ERZURUM KANUNNAMESİ’Nİ TEŞKİL ETTİRDİ, BAYRAMI ILICA’DA GEÇİRDİ…
Süleyman’ın şehirden ayrılışının, İstanbul’a dönüşle sınırlı kalmadığını, Erzurum’la ilgili olarak bir takım tasarruflarda bulunulmasının da bu döneme rastladığını dile getiren Prof. Dr. Enver Konukçu, “Sultan Süleyman, yerel idarecilerden birini Erzurum’a tayin etti. Böylece etrafta bulunan Türkmenler de Erzurum’u şenlendirdiler. Böylece Sultan Süleyman Erzurumlunun kalbinde yerini etti. Padişah, yıkan değil, yapan bir karaktere sahipti. 1535’te ise, Erzurum Beylerbeyliği kuruldu. Kendi çevresindeki deneyimli devlet adamlarını orada görevlendirdi. Erzurum kısa zamanda yaralarını sarmış ve Sultan Süleyman’ın sayesinde doğudaki büyüklüğüne sahip olabilmiştir.” bilgisini verdi.
Kanuni Sultan Süleyman’ın, 1540’ta Erzurum Kanunnamesi’ni teşkil ettirdiğini ve böylece halkın isteği doğrultusunda, Osmanlı ve eski Akkoyunlu kanunlarına uyarlılık sağlandığını anlatan Konukçu, “Yasaha-ı Hasan-ı Dıraz, yani Uzun Hasan Kanunu da geçerliliğini korumuştur. Çevrede büyük mimari eserler yükseltilmiş ve valiler bunda ön ayak olmuşlardır. Ulu Camii gibi tarihi yadigârı gölgede bırakmayı düşünmeyen padişah, onun Tebriz yoluna verdiği önemi göstermektedir. Bundan başka, Köprüköyü’ndeki İlhanlı devri Çoban Köprüsü de, yanındaki kervansaray da, Osmanlı himayesinde, güvenli bir geçiş yeri olmuştur. Muhteşem Yüzyıl dizisinde zaman zaman gösterilen Matrakçı da, Kanuni devrinin hatırası olarak Ilıca, Erzurum, Hasankale ve Köprü minyatürlerini çizmiş ve bu sanatta Erzurum’un yerine işaret etmiştir.” dedi.

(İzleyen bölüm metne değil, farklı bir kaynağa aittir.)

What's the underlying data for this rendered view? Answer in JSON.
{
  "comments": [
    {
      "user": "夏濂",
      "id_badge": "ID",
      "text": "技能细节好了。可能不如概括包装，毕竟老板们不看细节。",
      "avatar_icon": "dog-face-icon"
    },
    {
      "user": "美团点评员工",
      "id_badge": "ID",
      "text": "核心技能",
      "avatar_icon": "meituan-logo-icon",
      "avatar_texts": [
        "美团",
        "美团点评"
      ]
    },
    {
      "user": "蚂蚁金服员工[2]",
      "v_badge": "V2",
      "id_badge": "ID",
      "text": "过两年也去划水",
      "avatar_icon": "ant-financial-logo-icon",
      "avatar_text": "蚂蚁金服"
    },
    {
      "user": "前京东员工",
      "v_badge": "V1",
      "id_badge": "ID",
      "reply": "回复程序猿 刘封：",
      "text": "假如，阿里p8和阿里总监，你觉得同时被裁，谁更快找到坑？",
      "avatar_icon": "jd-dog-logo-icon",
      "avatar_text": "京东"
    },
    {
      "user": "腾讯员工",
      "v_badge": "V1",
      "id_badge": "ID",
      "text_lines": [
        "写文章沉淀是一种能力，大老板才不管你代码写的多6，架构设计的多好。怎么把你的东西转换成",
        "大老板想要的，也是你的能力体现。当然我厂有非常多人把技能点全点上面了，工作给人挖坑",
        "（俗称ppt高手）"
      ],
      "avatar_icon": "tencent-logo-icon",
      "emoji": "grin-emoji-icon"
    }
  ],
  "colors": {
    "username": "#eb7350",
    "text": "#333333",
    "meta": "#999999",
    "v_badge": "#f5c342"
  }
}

Kanuni’nin Erzurum ile son temasının, 30 Eylül 1554’te olduğuna işaret eden Konukçu, Muhteşem Süleyman’ın, Safeviler ile kalıcı bir barışın ön görüşmelerini ise Ilıca’da yaptığını dile getirdi. Konukçu, “Bayramı da burada geçiren padişah, çermiğin ferahlatıcı zindeliğini de taşıyarak, Amasya’ya gitmiştir. Kuzey’de, Tortum’daki camide onun hatırasını taşımaktadır. Kitabesinde Fi zaman-ı Süleyman Han yazılıdır. Yine 1566 öncesi bir iki trajik şehzade olayı da Erzurum’da yaşanmıştır. Hürrem’in dünyaya getirdiği ve padişahın kucağına aldığı bebekler, delikanlılık çağında iken ne yazık ki babaları tarafından katlettirilmişlerdir. Şehzade Bayezid örneği verilebilir. Kanuni ile Erzurum canlanmış, bilim yuvası olmuş, askeri ve siyasi dalgalanmalarda serhatlığını korumuştur.” diye konuştu.